The scheme has also attracted investor interest in startups involved in EV batteries, electronics manufacturing and advanced industrial technologies.
However, due to high investment thresholds and production requirements, many smaller startups and MSMEs face challenges in participating directly in the scheme.
PLI and the Atmanirbhar Bharat Vision
The PLI scheme supports the government’s Atmanirbhar Bharat initiative by encouraging companies to manufacture products within India instead of relying on imports.
The scheme is linked with the Make in India initiative and aims to strengthen domestic manufacturing capabilities in sectors such as electronics, telecom, automobiles, pharmaceuticals and solar energy.
More than 99% of handsets sold in India are now manufactured domestically, reducing dependence on imported mobile phones.
The scheme also focuses on increasing domestic value addition and strengthening India’s manufacturing ecosystem in areas including telecom equipment, EV batteries, drones and solar modules.
Eligibility Criteria Under PLI
Eligibility conditions vary across sectors and are defined by the concerned ministries.
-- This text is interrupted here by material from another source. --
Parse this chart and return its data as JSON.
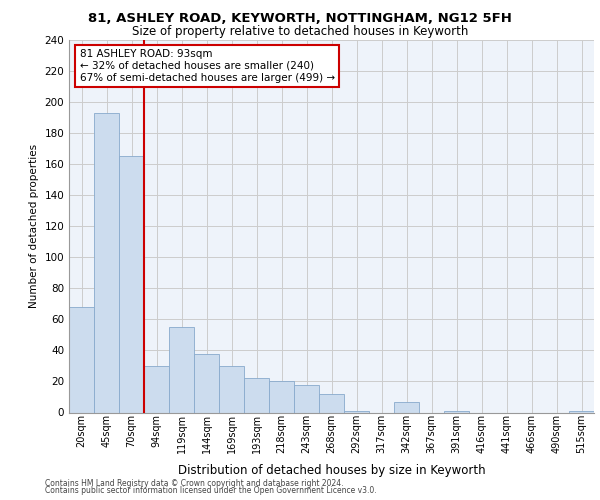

General eligibility conditions include:
- Manufacturing operations must be located in India
- Companies must meet minimum investment and production targets
- Incentives apply only to incremental sales over the base year
- Both domestic and foreign companies can participate
- Some sectors require domestic value addition targets
- Companies must comply with timelines related to investment, production capacity and sales growth
Minimum investment thresholds differ across sectors, ranging from approximately ₹10 crore for MSME categories to over ₹100 crore for large-scale industries.
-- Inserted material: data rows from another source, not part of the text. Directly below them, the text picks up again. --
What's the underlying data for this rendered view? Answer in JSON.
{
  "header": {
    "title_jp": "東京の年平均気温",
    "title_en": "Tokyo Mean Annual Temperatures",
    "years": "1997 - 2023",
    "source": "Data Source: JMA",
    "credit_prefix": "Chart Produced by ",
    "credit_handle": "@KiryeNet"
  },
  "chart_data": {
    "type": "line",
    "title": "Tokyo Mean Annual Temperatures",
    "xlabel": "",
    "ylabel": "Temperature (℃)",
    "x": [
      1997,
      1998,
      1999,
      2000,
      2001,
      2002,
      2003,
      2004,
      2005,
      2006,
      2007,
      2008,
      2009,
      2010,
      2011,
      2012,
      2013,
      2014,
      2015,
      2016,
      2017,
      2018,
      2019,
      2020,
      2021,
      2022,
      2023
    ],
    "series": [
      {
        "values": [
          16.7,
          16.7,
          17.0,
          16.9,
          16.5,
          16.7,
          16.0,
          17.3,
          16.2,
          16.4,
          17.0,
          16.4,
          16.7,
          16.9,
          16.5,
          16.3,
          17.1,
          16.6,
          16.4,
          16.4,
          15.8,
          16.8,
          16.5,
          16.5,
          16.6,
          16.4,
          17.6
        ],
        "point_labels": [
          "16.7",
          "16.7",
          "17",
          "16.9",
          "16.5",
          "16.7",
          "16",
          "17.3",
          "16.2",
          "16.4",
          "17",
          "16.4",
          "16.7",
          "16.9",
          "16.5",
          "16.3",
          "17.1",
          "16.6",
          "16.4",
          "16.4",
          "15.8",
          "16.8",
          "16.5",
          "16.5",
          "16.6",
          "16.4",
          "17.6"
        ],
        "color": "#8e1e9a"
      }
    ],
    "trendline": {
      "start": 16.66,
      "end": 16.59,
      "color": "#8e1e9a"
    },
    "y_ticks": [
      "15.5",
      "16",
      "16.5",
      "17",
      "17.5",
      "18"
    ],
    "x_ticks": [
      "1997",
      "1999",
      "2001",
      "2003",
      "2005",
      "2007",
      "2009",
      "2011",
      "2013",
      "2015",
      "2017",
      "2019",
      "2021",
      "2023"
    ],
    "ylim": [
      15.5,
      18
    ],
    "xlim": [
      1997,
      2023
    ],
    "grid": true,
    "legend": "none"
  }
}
Benefits Offered Under PLI
The PLI scheme provides multiple benefits aimed at expanding manufacturing and exports.
Major benefits include:
- Financial incentives linked to incremental sales
- Support for large-scale industrial investment
- Job creation across manufacturing and supply chains
- Growth in exports, particularly in electronics and mobile manufacturing
- Encouragement for technology upgrades and process improvements
- Reduction in import dependence
- Strengthening India’s manufacturing ecosystem
By FY24, total investments under the scheme had reached ₹1.46 lakh crore.
Conclusion
The Production Linked Incentive Scheme has become a key component of India’s manufacturing strategy. By supporting investments, production growth, exports and domestic value addition, the scheme aims to strengthen India’s position as a manufacturing hub while supporting employment generation and industrial expansion across multiple sectors.